De 1949 à 1971, les États-Unis et l’ONU ne reconnaissaient pas d’autre Chine que la petite République de Chine, ignorant superbement la République populaire et son milliard d’habitants. Peu à peu, l’URSS, la France et d’autres pays ont reconnu la République populaire et il a bien fallu prendre conscience de cette nouvelle réalité. L’ONU a donc fini par restituer à la République populaire son statut de pays-membre par la résolution n° 2758. En 1972, la visite du président Nixon signalait que les États-Unis eux-mêmes allaient reconnaître à leur tour la Chine nouvelle. Sans enterrer définitivement leurs rêves de guerre dans le détroit de Taïwan, puisqu’ils décrètent en 1979 leur politique d’« ambiguïté stratégique » en vertu de laquelle ils continuent de fournir des armes aux dirigeants de l’île tropicale, tout en les dissuadant de déclarer unilatéralement l’indépendance.
En dépit de la persistance de réflexes nés de la guerre froide et de manœuvres parfois ouvertement belliqueuses des puissances occidentales (exercices navals, ventes d’armes), l’île et le continent n’ont cessé de se rapprocher, que ce soit économiquement ou diplomatiquement.

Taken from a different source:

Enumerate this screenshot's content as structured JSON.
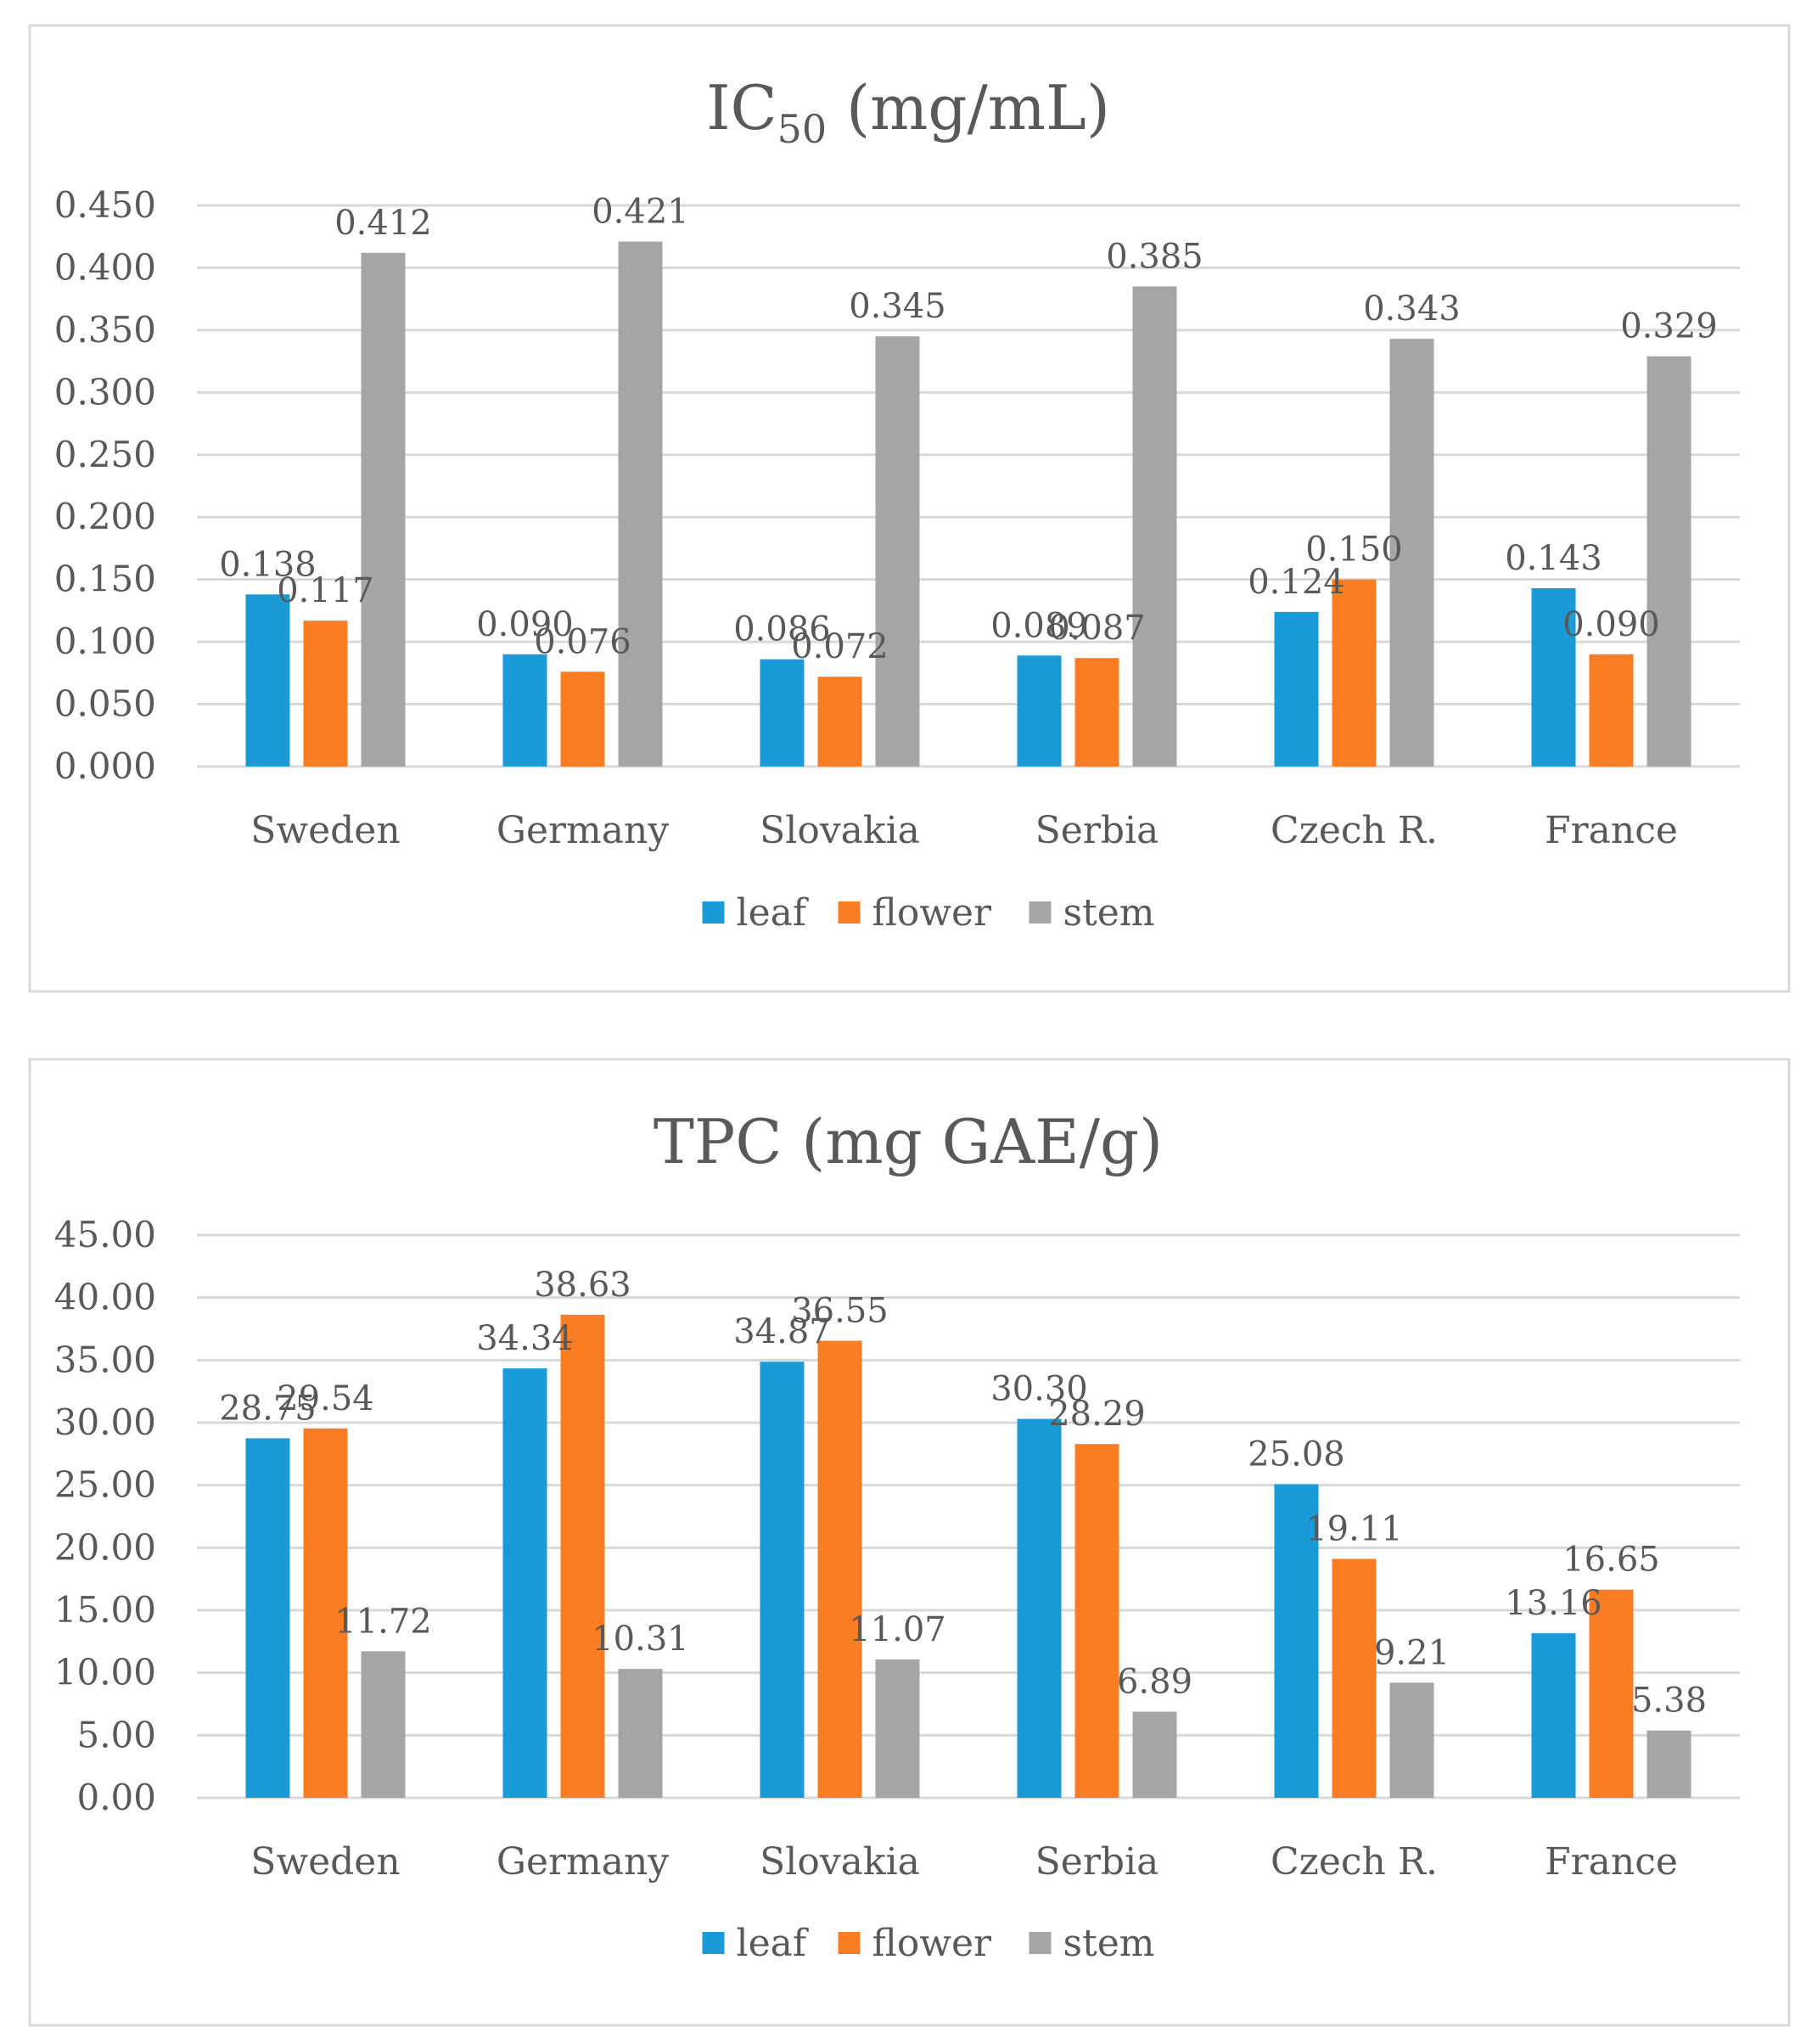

Par ailleurs, la politique des deux principaux partis taïwanais a elle aussi évolué. Le KMT, ou Guomindang (parti nationaliste), a troqué ses déclarations impérialistes contre une politique pragmatique de rapprochement économique et diplomatique, alors que le DPP (Parti démocrateprogressiste) s’alignait progressivement sur la rhétorique anti-chinoise inspirée par certaines puissances occidentales.